三代目 J SOUL BROTHERS History 第3回 〜Year 2013 & 2014〜

三代目 J SOUL BROTHERSの10周年を振り返る 第3回:“EXILE TRIBE”を背負った7人の躍進&「R.Y.U.S.E.I.」の大ヒット

 アーティストでありながら、俳優・番組MC・モデル・ファッションデザイナー・プロゲーマー・プロデュース業など、マルチに活躍する7人組ダンス&ボーカルグループ、三代目 J SOUL BROTHERS from EXILE TRIBE(以下、三代目 J SOUL BROTHERS)。2014年に発売したシングル『R.Y.U.S.E.I.』が大ヒットしたのを機に、今や国民的グループとして不動の地位を確立している彼らが、昨年11月10日にデビュー10周年を迎えた。そんな三代目 J SOUL BROTHERSのヒストリーを辿りながら、改めてその魅力を紐解く連載がスタート。
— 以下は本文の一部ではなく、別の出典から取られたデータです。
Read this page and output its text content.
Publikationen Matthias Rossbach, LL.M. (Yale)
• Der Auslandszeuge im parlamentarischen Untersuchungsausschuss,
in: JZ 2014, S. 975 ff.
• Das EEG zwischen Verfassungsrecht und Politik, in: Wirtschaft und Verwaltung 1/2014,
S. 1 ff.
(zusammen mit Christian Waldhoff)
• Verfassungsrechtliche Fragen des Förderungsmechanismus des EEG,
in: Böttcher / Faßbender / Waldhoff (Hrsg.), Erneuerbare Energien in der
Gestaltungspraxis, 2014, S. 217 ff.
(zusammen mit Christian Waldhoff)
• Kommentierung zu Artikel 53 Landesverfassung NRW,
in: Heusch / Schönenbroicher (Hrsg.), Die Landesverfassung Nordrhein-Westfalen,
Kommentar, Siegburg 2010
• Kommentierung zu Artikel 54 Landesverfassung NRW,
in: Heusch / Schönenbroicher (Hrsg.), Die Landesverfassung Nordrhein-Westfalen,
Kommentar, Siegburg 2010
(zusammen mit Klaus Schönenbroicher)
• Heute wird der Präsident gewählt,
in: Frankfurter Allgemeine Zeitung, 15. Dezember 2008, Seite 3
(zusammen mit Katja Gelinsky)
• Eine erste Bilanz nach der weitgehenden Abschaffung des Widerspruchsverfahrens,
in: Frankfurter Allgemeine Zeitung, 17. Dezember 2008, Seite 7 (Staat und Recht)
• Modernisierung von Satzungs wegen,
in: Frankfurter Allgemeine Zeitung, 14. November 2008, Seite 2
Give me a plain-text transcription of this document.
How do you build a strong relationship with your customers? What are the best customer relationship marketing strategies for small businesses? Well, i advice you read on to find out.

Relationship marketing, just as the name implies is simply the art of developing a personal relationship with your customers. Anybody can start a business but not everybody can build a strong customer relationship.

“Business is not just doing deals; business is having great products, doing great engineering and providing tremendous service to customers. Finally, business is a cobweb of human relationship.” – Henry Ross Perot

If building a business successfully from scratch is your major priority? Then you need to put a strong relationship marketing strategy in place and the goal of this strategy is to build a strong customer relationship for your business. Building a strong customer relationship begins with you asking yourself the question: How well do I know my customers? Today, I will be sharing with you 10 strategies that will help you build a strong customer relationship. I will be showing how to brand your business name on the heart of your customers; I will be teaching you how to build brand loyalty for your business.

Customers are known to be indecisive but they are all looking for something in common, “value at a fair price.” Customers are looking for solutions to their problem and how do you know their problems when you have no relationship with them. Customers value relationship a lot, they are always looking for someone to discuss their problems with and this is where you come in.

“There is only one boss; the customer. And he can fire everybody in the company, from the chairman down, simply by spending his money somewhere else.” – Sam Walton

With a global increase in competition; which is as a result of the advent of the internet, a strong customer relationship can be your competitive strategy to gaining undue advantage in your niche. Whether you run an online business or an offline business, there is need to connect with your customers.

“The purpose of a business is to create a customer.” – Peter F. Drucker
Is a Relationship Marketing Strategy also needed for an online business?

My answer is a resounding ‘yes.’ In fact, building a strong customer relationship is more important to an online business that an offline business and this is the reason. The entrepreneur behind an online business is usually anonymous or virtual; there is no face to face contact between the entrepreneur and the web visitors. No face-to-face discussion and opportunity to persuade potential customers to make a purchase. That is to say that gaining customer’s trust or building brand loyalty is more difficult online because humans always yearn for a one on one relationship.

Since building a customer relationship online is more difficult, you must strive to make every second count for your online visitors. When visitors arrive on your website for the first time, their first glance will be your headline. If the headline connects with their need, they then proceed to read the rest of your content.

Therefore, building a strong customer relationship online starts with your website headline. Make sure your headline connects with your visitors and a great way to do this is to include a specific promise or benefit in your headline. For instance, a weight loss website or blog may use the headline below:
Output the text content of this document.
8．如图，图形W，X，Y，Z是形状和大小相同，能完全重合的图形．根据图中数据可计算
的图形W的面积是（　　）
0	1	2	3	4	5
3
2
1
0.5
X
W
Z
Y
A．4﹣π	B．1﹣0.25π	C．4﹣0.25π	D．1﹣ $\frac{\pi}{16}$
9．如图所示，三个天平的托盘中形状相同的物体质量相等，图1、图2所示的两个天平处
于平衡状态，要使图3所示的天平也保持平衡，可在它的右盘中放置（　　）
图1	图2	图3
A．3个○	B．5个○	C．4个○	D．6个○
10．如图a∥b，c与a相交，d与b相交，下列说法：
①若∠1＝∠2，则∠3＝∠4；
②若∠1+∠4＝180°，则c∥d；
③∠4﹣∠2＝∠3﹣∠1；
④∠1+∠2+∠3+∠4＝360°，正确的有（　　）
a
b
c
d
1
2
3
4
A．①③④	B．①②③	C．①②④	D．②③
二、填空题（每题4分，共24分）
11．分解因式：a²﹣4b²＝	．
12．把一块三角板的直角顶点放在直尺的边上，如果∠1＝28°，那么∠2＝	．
第3回は、ターニングポイントとなった2013~2014年の彼らに迫る。

 EXILEも兼任するリーダーのEXILE NAOTOと小林直己を中心に、『EXILE Presents VOCAL BATTLE AUDITION 2 ~夢を持った若者達へ~』から選出されたボーカルの今市隆二と登坂広臣、パフォーマーのELLY、山下健二郎、岩田剛典で結成された7人組ダンス&ボーカルグループ、三代目 J SOUL BROTHERS。2010年9月18日に現メンバーが揃い、11月10日にシングル『Best Friend's Girl』でメジャーデビューを果たした彼らは、ハードスケジュールの中で、7人で1つのグループ像を創り上げるためにもがいてきた。時には、大好きだった歌でさえも嫌いになりそうになりながら、EXILEという存在の大きさに苦しみながら、なんとか三代目 J SOUL BROTHERSを育て上げようと必死だった。だが、初の単独アリーナツアー『三代目 J Soul Brothers LIVE TOUR 2012「0~ZERO~」』を行ったり、2012年末には叙情的なラブバラード「花火」で『第63回NHK紅白歌合戦』に初出場したことが転機となり、グループの内側に向けられていた想いは少しずつ外へと向かっていく。そして2013年は、三代目 J SOUL BROTHERSの快進撃が始まった年だった。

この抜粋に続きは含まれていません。